Biologically Enhanced Human Performance
ABSTRACT
The transformation of legacy military forces to a future force which is capable of responding to threats in a flexible manner will require an unprecedented degree of autonomy. Small units operating with limited support for lengthy periods will place enormous physical and cognitive demands on the individual warfighter. In past conflicts, performance enhancing interventions were largely limited to using stimulants such as amphetamines and caffeine. In the sports world, athletes have used anabolic steroids, blood doping, nutritional supplements, and other interventions to enhance performance, but the effects show large individual variations and tend to be situation specific. Advances in genomics and, more recently, metabolomics and glycomics show promise to precisely tailor performance enhancing interventions to an individual’s physiology. Most of the relevant human research is from the perspective of metabolic disease, and only recently has the research been focused on metabolic health. Much of this research is in sports medicine and has serious methodological flaws. The objective is to develop research objectives to enhance warfighter performance.
THE MILITARY PROBLEM
The problem reduces to the simple premise that the performance of small units will depend on the physical and cognitive stamina of the individual warfighter, and that the demands of future missions will exceed the limits of those capabilities. While training and superior technology are critical factors in mission success, the application of physiological biomarkers (e.g. genomic and metabolomic) to soldier selection, fitness, and readiness are currently feasible. More important, however, will be the ability to exceed physical and cognitive limits by manipulating the physiology of the individual directly.

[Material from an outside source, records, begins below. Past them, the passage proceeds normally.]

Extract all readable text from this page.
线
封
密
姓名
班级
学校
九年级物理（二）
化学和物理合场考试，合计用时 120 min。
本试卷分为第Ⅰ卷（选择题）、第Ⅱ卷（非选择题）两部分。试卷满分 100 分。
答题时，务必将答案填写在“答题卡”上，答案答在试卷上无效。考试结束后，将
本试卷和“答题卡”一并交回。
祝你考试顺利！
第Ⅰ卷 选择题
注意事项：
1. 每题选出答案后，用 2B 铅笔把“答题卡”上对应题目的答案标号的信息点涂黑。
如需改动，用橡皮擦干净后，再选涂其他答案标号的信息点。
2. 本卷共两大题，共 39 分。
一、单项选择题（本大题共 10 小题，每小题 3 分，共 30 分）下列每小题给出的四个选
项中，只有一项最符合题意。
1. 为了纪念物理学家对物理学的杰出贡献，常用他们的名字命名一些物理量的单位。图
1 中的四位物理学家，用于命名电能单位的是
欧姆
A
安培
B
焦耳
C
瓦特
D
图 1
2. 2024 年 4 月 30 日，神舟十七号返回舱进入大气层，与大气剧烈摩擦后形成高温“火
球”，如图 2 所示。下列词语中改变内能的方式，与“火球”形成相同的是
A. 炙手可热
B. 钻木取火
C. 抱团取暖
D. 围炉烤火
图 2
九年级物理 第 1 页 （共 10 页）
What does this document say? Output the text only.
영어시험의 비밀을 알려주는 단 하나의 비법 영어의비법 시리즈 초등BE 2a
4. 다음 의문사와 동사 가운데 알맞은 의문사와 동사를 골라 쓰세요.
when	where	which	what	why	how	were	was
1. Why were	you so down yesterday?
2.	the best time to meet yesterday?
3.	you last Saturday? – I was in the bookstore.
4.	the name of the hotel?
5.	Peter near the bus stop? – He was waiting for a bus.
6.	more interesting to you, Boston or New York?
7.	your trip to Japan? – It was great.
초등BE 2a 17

The precedents in the sports world can be reduced to supplements known as nutriceuticals, drugs such as anabolic steroids, and blood doping. Recent reviews of publications on supplements and ergogenic (i.e. performance enhancing) compounds of choice for athletes point out wide-spread and serious methodological flaws in much of this research. Also noteworthy are the wide individual variations in response to these compounds as well as differences in the responses of trained vs. untrained test subjects. For example, the popular supplement creatine, a primary source of adenosine triphosphate (ATP, the “currency” of energy) appears to be ergogenic in repetitive cycling and possibly weight lifting, but not in running or swimming. Protein, amino acid, and antioxidant supplements appear to have no ergogenic effect at all, while caffeine is reliably ergogenic. The most well-known performance enhancing drugs are anabolic steroids, which have differential ergogenic effects in children and adult men and women, but also have deleterious side effects such as liver disease, psychological disturbances, and cardiovascular disease.
The research literature on performance enhancement has been focused on chemical interventions, training regimens, and cognitive training. It is also fragmented and contradictory, and much of the literature suffers from methodological and experimental design flaws. The areas of genomics and proteomics have been disease, rather than health, oriented and have not focused on performance enhancement per se. At least, not within the context of warfighter performance. Notwithstanding the corrective and self-regulating mechanisms of metabolic pathways and unresolved ethical issues with manipulating the genome, it is realistic to suggest the possibility of tailoring the genome of somatic cells and organelles and/or metabolic pathways to achieve optimal individual performance.
WORKSHOP APPROACH
The workshop approach is to develop the framework with which to inform a comprehensive research program on Enhanced Warfighter Performance. Research on metabolism and human performance is focused on pathways involved with metabolic diseases rather than optimizing the efficiency of normally functioning physiological systems. While critical aspects of metabolic pathways are evolutionarily conserved, there exists a significant amount of tissue and individual variation to suggest that these could be enhanced via a combination of genetic, pharmaceutical, and nutritional interventions. The scientists participating in this workshop are tasked with developing an enhanced whitepaper(s) focused on this important mission requirement. The expected outcome is at least one white paper which proposes a research idea and goals which have a clear path to a “deliverable” solution to the sponsor.